Tento manter meus passos firmes ao voltar para sala. Olho rapidamente em volta, mas minha visão está meio borrada e eu não encontro minha irmã.
— Você voltou. Quer biscoitos? — Atlas aparece em minha frente.
— Sim, mas agora eu preciso ir ao banheiro — digo o mais normalmente que posso, forçando um sorriso.
— Tá tudo bem mesmo? — Seu tom de voz é baixo e ele põe a mão em minhas costas.
— Sim. Tá, sim. Eu já volto. — Dou um selinho nele, forçando um sorriso e pego minha bolsa no sofá.
Ao virar, meu sorriso de desmancha e eu subo as escadas.
Acho um banheiro rapidamente, ansiosa demais para ir no do seu quarto, e fecho a porta.
Vou correndo até a pia, segurando o mármore com ambas as mãos.
Inspirar e expirar.
— Um, dois, três... — Minha voz treme e eu seguro o mármore com mais força. — Q-quatro, cinc-co...
Mas eu não consigo mais fazer isso e solto a respiração com força, me curvando sobre a pia.
Ela vai embora.
Eu não esperava que ela ficasse para sempre nessa cidade, mas achei que ela podia esperar um pouco até eu terminar a escola.
Talvez se eu falar com ela...
Sim, eu posso pedir isso a ela...
Não, você não pode.
Não seria justo com ela. Sendo minha irmã ou não, não é sua responsabilidade e se ela quer ir... Eu não posso impedi-la.
Mas também não posso voltar para a casa dos meus pais. Pensar nisso...
Me curvo ainda mais sobre a pia quando a ânsia de vômito sobe por minha garganta.
Mas nada sai além de tosse.
Estou trêmula.
Eu não posso voltar a morar com eles. Não posso voltar para aquela rotina de ódio e amargura. Não acredito em mamãe, sei que no primeiro momento que eu puser os pés naquela casa, serei alvo de todo tipo de punição e palavras odiosas.
Eu não posso voltar.
Eu não posso voltar.
Eu não posso voltar.
— Eu não posso — sussurro, lágrimas molhando minhas bochechas.
Eu não posso fazer isso. Os últimos meses tem sido o paraíso, mesmo as minhas ocasionais crises não serão nada comparado ao tormento que será voltar a morar com meus pais.

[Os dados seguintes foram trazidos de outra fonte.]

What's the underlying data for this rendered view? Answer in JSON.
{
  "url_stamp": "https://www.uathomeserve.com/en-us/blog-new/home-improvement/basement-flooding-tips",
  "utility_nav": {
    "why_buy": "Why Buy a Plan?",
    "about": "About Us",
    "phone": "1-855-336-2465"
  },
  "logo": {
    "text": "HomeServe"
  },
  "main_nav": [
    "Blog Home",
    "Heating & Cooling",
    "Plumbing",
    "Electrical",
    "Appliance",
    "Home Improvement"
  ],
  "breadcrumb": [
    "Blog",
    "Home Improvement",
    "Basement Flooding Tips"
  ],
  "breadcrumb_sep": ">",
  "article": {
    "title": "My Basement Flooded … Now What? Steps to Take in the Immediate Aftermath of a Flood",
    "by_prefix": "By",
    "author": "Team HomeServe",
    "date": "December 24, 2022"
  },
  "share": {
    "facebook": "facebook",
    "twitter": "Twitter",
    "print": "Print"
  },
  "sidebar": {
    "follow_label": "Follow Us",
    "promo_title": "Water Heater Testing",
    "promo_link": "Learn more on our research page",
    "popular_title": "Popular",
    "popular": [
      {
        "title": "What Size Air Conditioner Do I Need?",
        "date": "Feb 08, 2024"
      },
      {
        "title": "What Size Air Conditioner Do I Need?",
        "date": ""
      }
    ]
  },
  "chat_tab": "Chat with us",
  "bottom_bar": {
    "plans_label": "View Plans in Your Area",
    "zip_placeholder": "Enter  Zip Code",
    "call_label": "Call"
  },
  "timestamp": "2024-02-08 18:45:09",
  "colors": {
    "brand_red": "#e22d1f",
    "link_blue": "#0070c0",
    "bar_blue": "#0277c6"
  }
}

Mas tudo o que é bom dura pouco, não é?
O que foi que eu disse a Atlas dias atrás? Que tenho medo de ficar feliz demais porque as coisas sempre desmoronam?
Eu estava certa, não estava?
Lembro da minha bolsa e coloco em cima da pia, abrindo e pegando meu celular.
Atlas.
Eu preciso dele. Não sei o que ele pode fazer, mas apenas me abraçar será o suficiente para que eu possa pensar melhor. Eu sempre penso melhor quando estou com ele...
Enxugo meu rosto pois está tudo embaçado e não consigo colocar a senha certa no celular...
Então percebo que esse não é o meu, mas o de Portia.
Eu peguei a sua bolsa por engano.
Deixando o celular na pia, suspirando, fecho os olhos e tento fazer os exercícios de respiração outra vez, mas minha mente está barulhenta e eu não consigo pensar...
Não consigo respirar.
Abro os olhos, lembrando de algo.
Voltando para a bolsa, tiro dela o frasco de remédio, feliz que a minha irmã não o jogou fora uma vez que ela estava responsável por ele depois que contei sobre meu vício.
Eu sei que não devia.
Deus, eu realmente sei disso, mas tudo isso é demais.
Apenas por um momento, é o que digo a mim mesma, preciso de silêncio por apenas um momento e há tanta coisa na minha cabeça me impedindo de pensar...
Abrindo o frasco, despejo todos os comprimidos na minha mão. Não me importo com a quantidade, se há dez deles na minha palma e não dois que é o tolerado.
Não penso nisso ao colocar tudo na minha boca, feliz que vou ter um pouco de silêncio. É só o que eu quero, só o que eu preciso.
Silêncio...
A porta do banheiro abre.
— Ai, meu Deus, te achei! Sabia que o Atlas fica irritado quando você não est... — Brittany para de falar ao me ver, congelando por um segundo enquanto seus olhos deslizam para o frasco aberto na pia e para mim.
Assim que junta as pessoas, seus olhos se arrgalam e ela bate a porta, vindo até mim.
Antes que eu a impeça, sua mão está em minha nuca e ela empurrando meu rosto até a pia.
— Cospe — manda. — Merda, Fallon, cospe agora!
Eu não tenho muita escolha quando ela põe o dedo na minha boca, fazendo eu sentir ânsia de vômito outra vez.
Mas agora eu realmente vomito, engasgando no processo, mas cada comprimido que pus na boca, está agora dentro da pia.
Tossindo, me afasto de Brittany.
Ela também se afasta, suas costas batendo na porta.
Nós duas não falamos nada.
Olhando para a pia, me dou conta do que teria acontecido se Brittany não tivesse chegado.
Ah, meu Deus. O que eu estava fazendo?
Minhas mãos estão tremendo e minha respiração rápida e superficial.
— Eu não ia fazer isso... — sussurro com as lágrimas molhando minhas bochechas. — Eu juro, eu não ia. Eu... Eu... só queria...
— Ei. Tá tudo bem. — Brittany vem até mim, me abraçando.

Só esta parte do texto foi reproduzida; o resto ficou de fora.